Lamborghini Huracan następca
Lamborghini Huracan następca

Są w stanie sprawdzić jak spisuje się nowe auto na krętych i stromych drogach, zazwyczaj w dość trudnych warunkach pogodowych. Nie inaczej było w przypadku Lamborghini.

W pierwszym momencie może Ci się wydawać, że nagranie składa się jedynie z obrazu bez dźwięku. Niestety, wszystko z filmem jest w porządku. Po prostu kierowca następcy Huracana testuje auto w trybie w pełni elektrycznym.

Nowe Lamborghini Huracan już bez V10

Nowy model nie będzie już napędzany wolnossącym silnikiem V10 o pojemności 5.2 litra. Możemy już zapomnieć o przeraźliwym hałasie wydobywającym się zza pleców kierowcy.

W pewnej chwili słychać moment uruchomienia się spalinowej jednostki napędowej. Ewidentnie mamy tu do czynienia z 8-cylindrowym motorem w układzie V.

Lamborghini Huracan EVO V10

Nie mam żadnych wątpliwości, że parametry takiego zestawu będą bardzo wysokie i nowy model okaże się zdecydowanie szybszy od Huracana. Zabraknie już jednak emocji związanych z wrażeniami akustycznymi.

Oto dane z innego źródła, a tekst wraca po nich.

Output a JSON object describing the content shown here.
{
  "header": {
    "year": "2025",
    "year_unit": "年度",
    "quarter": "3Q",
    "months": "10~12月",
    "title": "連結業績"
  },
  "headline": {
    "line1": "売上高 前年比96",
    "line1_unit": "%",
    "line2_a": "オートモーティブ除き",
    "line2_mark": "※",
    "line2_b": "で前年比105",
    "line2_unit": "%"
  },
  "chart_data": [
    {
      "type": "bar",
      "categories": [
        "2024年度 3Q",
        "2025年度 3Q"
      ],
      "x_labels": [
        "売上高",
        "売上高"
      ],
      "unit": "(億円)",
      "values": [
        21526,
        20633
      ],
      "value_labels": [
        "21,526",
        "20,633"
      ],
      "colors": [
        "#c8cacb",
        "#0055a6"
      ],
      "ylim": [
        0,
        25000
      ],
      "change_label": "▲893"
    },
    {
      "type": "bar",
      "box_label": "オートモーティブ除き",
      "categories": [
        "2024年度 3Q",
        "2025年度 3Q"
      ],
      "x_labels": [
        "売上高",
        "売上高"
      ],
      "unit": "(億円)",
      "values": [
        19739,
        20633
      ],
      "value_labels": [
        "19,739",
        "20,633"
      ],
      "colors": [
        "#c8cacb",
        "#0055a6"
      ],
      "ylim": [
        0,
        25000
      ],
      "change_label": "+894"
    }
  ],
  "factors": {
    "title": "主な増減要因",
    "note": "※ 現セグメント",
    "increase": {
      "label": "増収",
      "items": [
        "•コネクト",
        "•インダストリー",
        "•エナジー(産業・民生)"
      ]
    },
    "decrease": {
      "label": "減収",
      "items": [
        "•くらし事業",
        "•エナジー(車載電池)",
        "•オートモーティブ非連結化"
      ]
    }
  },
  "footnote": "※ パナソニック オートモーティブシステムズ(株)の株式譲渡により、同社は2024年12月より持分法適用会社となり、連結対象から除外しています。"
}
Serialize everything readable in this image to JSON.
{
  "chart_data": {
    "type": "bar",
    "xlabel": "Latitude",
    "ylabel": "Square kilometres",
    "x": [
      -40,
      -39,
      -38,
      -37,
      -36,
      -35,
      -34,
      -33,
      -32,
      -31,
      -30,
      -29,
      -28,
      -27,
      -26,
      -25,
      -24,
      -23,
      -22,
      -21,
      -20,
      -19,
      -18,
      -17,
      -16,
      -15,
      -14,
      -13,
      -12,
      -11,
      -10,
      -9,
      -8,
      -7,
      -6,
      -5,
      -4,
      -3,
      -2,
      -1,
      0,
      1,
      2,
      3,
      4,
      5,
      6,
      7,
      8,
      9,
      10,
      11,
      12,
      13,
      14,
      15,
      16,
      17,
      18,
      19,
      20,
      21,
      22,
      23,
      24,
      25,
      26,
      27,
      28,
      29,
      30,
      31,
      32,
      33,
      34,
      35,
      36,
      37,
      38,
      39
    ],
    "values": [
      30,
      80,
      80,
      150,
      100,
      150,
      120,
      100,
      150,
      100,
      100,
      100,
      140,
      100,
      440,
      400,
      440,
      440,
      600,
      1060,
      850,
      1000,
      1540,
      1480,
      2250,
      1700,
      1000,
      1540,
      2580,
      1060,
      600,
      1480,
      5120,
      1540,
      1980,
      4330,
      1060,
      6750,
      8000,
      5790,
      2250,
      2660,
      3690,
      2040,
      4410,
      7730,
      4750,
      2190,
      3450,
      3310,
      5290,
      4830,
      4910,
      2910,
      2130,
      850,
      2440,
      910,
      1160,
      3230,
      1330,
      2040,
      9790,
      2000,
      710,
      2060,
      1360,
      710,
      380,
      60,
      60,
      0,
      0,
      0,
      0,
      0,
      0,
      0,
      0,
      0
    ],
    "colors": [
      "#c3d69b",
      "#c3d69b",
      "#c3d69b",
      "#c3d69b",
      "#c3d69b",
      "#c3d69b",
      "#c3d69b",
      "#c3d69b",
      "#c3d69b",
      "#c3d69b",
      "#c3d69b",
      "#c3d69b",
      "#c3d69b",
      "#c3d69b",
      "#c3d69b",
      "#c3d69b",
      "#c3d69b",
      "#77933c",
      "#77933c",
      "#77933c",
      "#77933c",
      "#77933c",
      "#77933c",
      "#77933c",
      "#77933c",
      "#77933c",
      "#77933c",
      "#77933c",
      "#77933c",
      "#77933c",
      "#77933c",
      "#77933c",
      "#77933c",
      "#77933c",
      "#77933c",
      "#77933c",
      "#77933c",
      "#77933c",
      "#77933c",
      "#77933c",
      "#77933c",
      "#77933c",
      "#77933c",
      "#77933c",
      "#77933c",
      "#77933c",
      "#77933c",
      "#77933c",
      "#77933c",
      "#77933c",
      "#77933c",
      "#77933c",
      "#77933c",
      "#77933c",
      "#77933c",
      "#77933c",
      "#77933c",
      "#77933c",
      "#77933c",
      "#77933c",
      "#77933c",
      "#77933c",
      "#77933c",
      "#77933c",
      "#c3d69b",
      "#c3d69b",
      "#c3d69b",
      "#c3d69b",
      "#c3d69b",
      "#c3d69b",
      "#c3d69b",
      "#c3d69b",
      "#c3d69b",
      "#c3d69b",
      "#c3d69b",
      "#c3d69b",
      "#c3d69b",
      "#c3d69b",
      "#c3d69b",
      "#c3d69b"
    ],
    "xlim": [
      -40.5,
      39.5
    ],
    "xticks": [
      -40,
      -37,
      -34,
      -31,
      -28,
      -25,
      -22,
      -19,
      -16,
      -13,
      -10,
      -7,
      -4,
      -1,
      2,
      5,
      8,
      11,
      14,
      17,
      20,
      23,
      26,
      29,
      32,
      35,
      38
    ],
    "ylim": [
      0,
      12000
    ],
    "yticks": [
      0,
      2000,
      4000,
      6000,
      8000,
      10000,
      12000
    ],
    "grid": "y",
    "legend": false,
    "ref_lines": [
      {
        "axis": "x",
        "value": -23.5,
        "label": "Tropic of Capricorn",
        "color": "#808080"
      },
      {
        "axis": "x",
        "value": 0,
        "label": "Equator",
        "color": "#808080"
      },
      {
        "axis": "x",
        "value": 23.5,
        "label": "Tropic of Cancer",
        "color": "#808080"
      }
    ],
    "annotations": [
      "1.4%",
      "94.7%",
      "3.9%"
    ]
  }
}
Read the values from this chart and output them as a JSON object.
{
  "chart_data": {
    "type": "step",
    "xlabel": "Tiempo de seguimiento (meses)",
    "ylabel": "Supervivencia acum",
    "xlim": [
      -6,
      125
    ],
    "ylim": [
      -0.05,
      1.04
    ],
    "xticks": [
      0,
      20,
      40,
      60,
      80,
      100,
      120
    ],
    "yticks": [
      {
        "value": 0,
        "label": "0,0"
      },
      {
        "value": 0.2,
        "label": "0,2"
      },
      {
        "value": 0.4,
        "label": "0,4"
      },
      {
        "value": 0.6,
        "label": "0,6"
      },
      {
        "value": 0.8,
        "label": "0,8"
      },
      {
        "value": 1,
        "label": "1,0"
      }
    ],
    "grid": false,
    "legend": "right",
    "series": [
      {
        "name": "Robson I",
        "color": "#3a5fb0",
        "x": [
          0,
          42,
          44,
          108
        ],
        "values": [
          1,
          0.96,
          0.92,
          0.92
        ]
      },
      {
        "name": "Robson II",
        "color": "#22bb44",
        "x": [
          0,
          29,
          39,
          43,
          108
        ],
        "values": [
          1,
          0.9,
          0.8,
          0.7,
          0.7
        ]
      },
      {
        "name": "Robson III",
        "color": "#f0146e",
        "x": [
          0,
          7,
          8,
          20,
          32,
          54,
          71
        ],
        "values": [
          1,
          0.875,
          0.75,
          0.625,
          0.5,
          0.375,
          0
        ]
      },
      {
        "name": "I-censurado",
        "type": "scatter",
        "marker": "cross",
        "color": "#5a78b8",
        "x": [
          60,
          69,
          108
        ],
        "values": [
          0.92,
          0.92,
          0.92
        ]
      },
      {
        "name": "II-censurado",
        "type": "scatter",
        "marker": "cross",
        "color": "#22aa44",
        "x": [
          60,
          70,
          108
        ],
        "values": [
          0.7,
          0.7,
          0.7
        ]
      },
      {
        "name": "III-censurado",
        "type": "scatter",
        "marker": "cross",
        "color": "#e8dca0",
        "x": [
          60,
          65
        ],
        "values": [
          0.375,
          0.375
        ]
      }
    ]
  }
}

W sieci pojawiły się ciekawe informacje dotyczące tej nowej jednostki V8. Ma ona być wyposażona w dwie turbosprężarki, które nie będą aktywne dopóki kierowca nie wkręci silnika na 7 000 obrotów na minutę. Sam motor ma się natomiast kręcić aż do 10 000 obrotów na minutę.

Klienci zaatakowali Lamborghini, żeby zdążyć. “Wszystkie spalinowe auta zostały wyprzedane”

Lamborghini Huracan został już wyprzedany i nie da się zamówić nowego egzemplarza. Następca powinien mieć swoją premierę w pierwszej połowie 2024 roku. Nadal nie wiemy, jak się będzie nazywał.